From here, SPSS will show you which cases went unselected by putting a diagonal line through the number representing them.  You now have a sample of 1,000 cases

  • Step 1.2 – Analyzing Your Sample:
    • Select ‘analyze’ from the toolbar
    • From the drop-down menu, click ‘descriptive statistics,’ then ‘frequencies’
    • Make sure you have the same variable from chapter 1 selected, then select ‘ok’

You should now see a newly generated table in your ‘output’ window.  The results from our convenience sample are quite different from what we know is true of our population.  This convenience sample overestimated the number of respondents who said they never refuse, and overestimated the amount who answered that they refuse one or more times.  We can now say that in this case, a convenience sample of 1,000 was inaccurate and wouldn’t be useful to make claims or to learn something from.

Next, let’s see what happens when we choose a larger convenience sample.

  • Step 2.1 – Next Steps – Making a Bigger Sample:
    • Choose ‘data’ from the toolbar, and click ‘select cases’ from the drop-down menu
    • Make sure ‘Based on time or case range’ is still selected, then click ‘range’
    • Now, you’ll want to change your ‘last case’ to 10,000, rather than 1,000
    • Make sure ‘filter out unselected cases’ is still selected, then hit ‘okay’
  • Step 2.2 – Analyzing your Bigger Sample:
    • Select ‘analyze’ from the toolbar, then under ‘descriptive statistics’ select ‘frequencies’
    • Make sure that the selected variable remains the same as the one you used in all of the previous steps, then select ‘ok’

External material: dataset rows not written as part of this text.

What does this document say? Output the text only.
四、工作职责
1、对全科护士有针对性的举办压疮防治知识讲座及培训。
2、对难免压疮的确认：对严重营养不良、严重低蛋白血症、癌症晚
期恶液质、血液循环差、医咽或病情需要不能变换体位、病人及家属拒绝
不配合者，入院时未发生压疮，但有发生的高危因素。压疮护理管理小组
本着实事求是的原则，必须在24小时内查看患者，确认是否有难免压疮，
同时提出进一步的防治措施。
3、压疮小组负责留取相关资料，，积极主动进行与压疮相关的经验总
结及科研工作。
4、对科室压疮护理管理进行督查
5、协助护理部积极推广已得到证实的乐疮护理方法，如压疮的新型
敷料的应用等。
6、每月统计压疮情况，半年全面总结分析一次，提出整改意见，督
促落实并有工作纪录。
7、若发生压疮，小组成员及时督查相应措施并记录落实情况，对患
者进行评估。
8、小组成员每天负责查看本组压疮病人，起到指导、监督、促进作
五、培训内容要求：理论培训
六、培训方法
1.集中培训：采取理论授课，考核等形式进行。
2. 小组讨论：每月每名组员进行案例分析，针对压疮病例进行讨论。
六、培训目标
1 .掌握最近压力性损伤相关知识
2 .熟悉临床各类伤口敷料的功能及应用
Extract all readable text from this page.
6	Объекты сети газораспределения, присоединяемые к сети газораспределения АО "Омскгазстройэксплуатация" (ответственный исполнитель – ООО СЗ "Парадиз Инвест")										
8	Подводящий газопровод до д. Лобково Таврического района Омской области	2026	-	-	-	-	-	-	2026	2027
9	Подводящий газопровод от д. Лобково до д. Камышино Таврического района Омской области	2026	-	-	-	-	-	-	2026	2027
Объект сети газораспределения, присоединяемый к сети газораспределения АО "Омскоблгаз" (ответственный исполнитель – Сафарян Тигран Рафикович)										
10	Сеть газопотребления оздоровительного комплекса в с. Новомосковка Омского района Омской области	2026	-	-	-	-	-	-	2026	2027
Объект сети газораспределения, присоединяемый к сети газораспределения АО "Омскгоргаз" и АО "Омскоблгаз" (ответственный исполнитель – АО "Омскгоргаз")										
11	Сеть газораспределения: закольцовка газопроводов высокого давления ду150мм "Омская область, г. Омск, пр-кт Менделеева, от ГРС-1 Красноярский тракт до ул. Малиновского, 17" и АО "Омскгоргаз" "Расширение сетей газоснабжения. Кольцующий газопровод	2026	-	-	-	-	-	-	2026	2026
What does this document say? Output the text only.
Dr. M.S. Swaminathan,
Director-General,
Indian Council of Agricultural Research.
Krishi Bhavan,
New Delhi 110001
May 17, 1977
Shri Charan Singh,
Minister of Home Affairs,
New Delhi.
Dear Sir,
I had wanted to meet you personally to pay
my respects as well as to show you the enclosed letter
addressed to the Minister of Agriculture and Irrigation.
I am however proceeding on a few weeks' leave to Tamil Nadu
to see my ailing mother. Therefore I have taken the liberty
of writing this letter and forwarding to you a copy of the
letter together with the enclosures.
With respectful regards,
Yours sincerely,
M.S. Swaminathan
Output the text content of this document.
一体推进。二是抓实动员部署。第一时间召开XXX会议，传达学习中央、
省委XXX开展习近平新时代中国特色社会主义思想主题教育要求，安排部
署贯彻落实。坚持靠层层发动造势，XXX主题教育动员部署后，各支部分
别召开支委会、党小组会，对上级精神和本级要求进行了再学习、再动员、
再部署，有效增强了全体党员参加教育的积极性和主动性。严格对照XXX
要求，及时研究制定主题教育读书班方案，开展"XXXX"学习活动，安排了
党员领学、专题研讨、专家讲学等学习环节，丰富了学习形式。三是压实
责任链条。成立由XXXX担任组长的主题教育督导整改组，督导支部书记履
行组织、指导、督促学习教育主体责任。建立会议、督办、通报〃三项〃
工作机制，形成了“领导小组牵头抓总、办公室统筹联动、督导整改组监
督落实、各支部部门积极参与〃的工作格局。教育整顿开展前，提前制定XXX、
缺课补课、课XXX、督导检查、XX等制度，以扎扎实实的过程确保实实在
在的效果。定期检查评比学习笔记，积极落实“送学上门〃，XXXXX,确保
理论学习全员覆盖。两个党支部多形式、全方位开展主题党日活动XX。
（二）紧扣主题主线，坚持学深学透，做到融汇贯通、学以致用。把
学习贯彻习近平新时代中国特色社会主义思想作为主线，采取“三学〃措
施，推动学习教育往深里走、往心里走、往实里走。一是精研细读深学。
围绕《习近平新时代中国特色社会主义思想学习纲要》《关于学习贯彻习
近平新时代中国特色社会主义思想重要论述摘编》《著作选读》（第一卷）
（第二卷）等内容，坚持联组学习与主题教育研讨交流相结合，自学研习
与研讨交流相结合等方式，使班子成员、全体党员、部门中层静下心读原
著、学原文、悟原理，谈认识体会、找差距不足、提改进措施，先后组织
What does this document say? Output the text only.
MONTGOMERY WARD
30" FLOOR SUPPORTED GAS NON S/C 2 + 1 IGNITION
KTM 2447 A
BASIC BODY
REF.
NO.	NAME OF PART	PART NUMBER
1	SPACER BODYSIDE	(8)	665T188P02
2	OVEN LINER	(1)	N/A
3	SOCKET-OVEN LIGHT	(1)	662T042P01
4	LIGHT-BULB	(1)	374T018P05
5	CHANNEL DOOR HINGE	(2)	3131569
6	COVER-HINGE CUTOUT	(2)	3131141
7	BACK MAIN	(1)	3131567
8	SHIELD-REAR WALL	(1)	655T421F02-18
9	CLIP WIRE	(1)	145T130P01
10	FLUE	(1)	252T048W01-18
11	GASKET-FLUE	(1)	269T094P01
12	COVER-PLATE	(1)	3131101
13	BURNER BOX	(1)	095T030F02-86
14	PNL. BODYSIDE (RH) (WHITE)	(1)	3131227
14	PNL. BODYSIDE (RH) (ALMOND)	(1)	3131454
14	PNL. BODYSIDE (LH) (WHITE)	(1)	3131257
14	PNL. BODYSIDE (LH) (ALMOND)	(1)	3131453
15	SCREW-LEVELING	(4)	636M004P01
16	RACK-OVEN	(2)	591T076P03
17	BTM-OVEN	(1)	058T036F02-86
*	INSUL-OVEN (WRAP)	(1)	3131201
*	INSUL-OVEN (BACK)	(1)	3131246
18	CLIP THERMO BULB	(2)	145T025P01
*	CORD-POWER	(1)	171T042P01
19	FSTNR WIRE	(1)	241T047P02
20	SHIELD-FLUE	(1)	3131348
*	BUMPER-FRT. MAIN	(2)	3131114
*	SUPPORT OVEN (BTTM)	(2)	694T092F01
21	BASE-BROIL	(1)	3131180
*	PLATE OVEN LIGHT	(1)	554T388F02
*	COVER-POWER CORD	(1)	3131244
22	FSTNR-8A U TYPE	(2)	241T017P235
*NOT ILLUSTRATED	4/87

Once again, we see that the results differ greatly from what we know is true of our population.  So what’s the problem? – Some would say that despite being a sample of 10,000, the results are still expected to be inaccurate due to it being such a small proportion of the total population (250,000) it is intended to represent

Now, let’s try an even larger sample!

  • Step 3.1 – Selecting an even larger sample:
    • Repeat the steps from part 2, except where you indicated 10,000 under ‘last case,’ now write 100,000
  • Step 3.2 – Frequency Distribution on 100,000 Sample:
    • Repeat the analysis steps from part 2

Although these new answers aren’t as drastically different from the population as the last two steps, they still aren’t representative enough of what we know is true.

What happens if we select the same sample size from a different part of the data set?

  • Step 4.1 – Selecting a Same Size Sample from a Different Chunk of the Data Set:
    • Repeat the steps from part 1, except under ‘first case’ select 100,001 and under ‘last case’ select 200,000
  • Step 4.2 – Frequency Distribution:
    • Repeat the analysis steps from the previous step

Although our sample isn’t perfect, we are now beginning to get closer to answers that are representative of the population.  Sometimes we don’t know exactly where in the population to look in order to find a representative sample of people, which is why many prefer to use random samples.  In chapter 3 of this series, you’ll explore using SPSS to generate random samples from your total population.  You’ll also learn how to analyze your results to find out just how representative they are of your population!